Aunque no parecía, Javier Heraud estaba muy presente en
la memoria cotidiana de los habitantes de Puerto Maldonado. Había un
pequeño parque con su nombre y un busto, todos sabían que tenían en su
ciudad un muerto ilustre. En los escritorios y paredes de muchas
oficinas y locales públicos se puede leer el famoso poema de Javier, “Yo
no me río de la muerte…” Los guías de turismo nunca dejaban de
mencionar la presencia del poeta en su ciudad y hasta en las tiendas de
artesanía habían polos con su rostro o cuadritos con sus versos.
Por la tarde se completó la tarea de recuperar el cuerpo
de Javier Heraud, se encontraron además algunos clavos y ropa, una
camisa y un pantalón, muy maltratados por la humedad. Efectivamente
había un fotógrafo de la revista Caretas, que intentó hacer tomas desde
fuera del cementerio, y algunos políticos se fueron enterando del
traslado, protestaron en una radio local, pero no hubo ningún
impedimento para que Javier Heraud emprendiera su último viaje, esta vez
acompañado de sus hermanas y su hermano, a reencontrarse con su padre.
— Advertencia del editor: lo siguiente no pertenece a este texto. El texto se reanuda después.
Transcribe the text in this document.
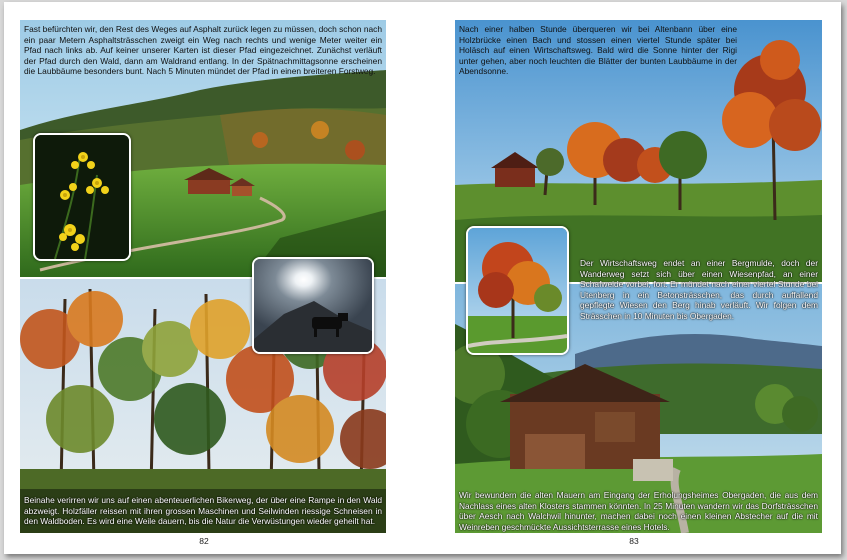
Fast befürchten wir, den Rest des Weges auf Asphalt zurück legen zu müssen, doch schon nach ein paar Metern Asphaltsträsschen zweigt ein Weg nach rechts und wenige Meter weiter ein Pfad nach links ab. Auf keiner unserer Karten ist dieser Pfad eingezeichnet. Zunächst verläuft der Pfad durch den Wald, dann am Waldrand entlang. In der Spätnachmittagsonne erscheinen die Laubbäume besonders bunt. Nach 5 Minuten mündet der Pfad in einen breiteren Forstweg.

Beinahe verirren wir uns auf einen abenteuerlichen Bikerweg, der über eine Rampe in den Wald abzweigt. Holzfäller reissen mit ihren grossen Maschinen und Seilwinden riessige Schneisen in den Waldboden. Es wird eine Weile dauern, bis die Natur die Verwüstungen wieder geheilt hat.

82

Nach einer halben Stunde überqueren wir bei Altenbann über eine Holzbrücke einen Bach und stossen einen viertel Stunde später bei Holäsch auf einen Wirtschaftsweg. Bald wird die Sonne hinter der Rigi unter gehen, aber noch leuchten die Blätter der bunten Laubbäume in der Abendsonne.

Wir bewundern die alten Mauern am Eingang der Erholungsheimes Obergaden, die aus dem Nachlass eines alten Klosters stammen könnten. In 25 Minuten wandern wir das Dorfsträsschen über Aesch nach Walchwil hinunter, machen dabei noch einen kleinen Abstecher auf die mit Weinreben geschmückte Aussichtsterrasse eines Hotels.

Der Wirtschaftsweg endet an einer Bergmulde, doch der Wanderweg setzt sich über einen Wiesenpfad, an einer Schafweide vorbei, fort. Er mündet nach einer viertel Stunde bei Utenberg in ein Betonsträsschen, das durch auffallend gepflegte Wiesen den Berg hinab verläuft. Wir folgen dem Strässchen in 10 Minuten bis Obergaden.

83
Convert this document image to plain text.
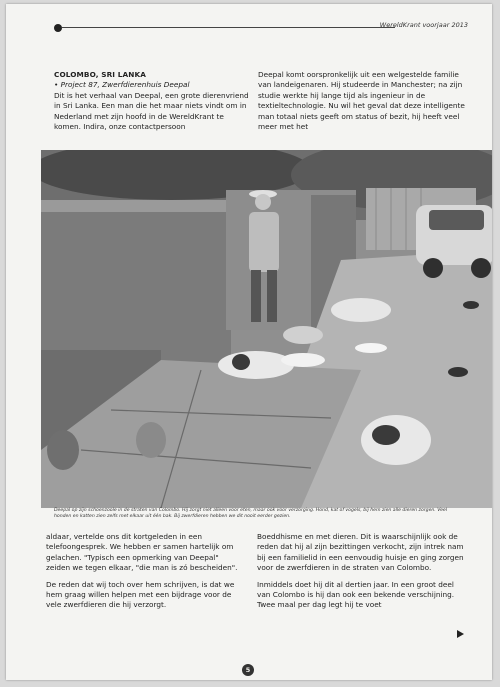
WereldKrant voorjaar 2013

COLOMBO, SRI LANKA

• Project 87, Zwerfdierenhuis Deepal

Dit is het verhaal van Deepal, een grote dierenvriend in Sri Lanka. Een man die het maar niets vindt om in Nederland met zijn hoofd in de WereldKrant te komen. Indira, onze contactpersoon

Deepal komt oorspronkelijk uit een welgestelde familie van landeigenaren. Hij studeerde in Manchester; na zijn studie werkte hij lange tijd als ingenieur in de textieltechnologie. Nu wil het geval dat deze intelligente man totaal niets geeft om status of bezit, hij heeft veel meer met het

Deepal op zijn schoenzoole in de straten van Colombo. Hij zorgt niet alleen voor eten, maar ook voor verzorging. Hond, kat of vogels, bij hem zien alle dieren zorgen. Veel honden en katten zien zelfs met elkaar uit één bak. Bij zwerfdieren hebben we dit nooit eerder gezien.

aldaar, vertelde ons dit kortgeleden in een telefoongesprek. We hebben er samen hartelijk om gelachen. "Typisch een opmerking van Deepal" zeiden we tegen elkaar, "die man is zó bescheiden".

De reden dat wij toch over hem schrijven, is dat we hem graag willen helpen met een bijdrage voor de vele zwerfdieren die hij verzorgt.

Boeddhisme en met dieren. Dit is waarschijnlijk ook de reden dat hij al zijn bezittingen verkocht, zijn intrek nam bij een familielid in een eenvoudig huisje en ging zorgen voor de zwerfdieren in de straten van Colombo.

Inmiddels doet hij dit al dertien jaar. In een groot deel van Colombo is hij dan ook een bekende verschijning. Twee maal per dag legt hij te voet

5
La última parte es ya historia más conocida. Los
familiares de Heraud velaron una noche sus restos y el día 2 de mayo los
sepultaron en privado, no en secreto, en el cementerio Los jardines de
la paz, en La Molina.
Han pasado cinco años desde entonces. Es cierto que hay
muchos más detalles que recordar, pero ya no es necesario, ya el viaje
se ha cumplido, ya el tiempo ha dado la vuelta necesaria, ya se ha
comenzado de nuevo. Han pasado 50 años desde el incomprensible asesinato
del poeta, nunca se sancionó a los verdaderos asesinos, algunos de
ellos aún andan por las calurosas calles de Puerto Maldonado,
abanicándose, pero el tiempo hará su parte con ellos. Han pasado 71 años
de su nacimiento, tal vez hoy sería un viejo tranquilo y amigable,
recibiría en su casa a los jóvenes poetas, quién sabe. Algunos de sus
contemporáneos como César Calvo y Antonio Cisneros ya le han dado
alcance. Yo me quedaré con el recuerdo de su imagen en mi retina, porque
siempre hay cosas que se ven y no se pueden decir con palabras.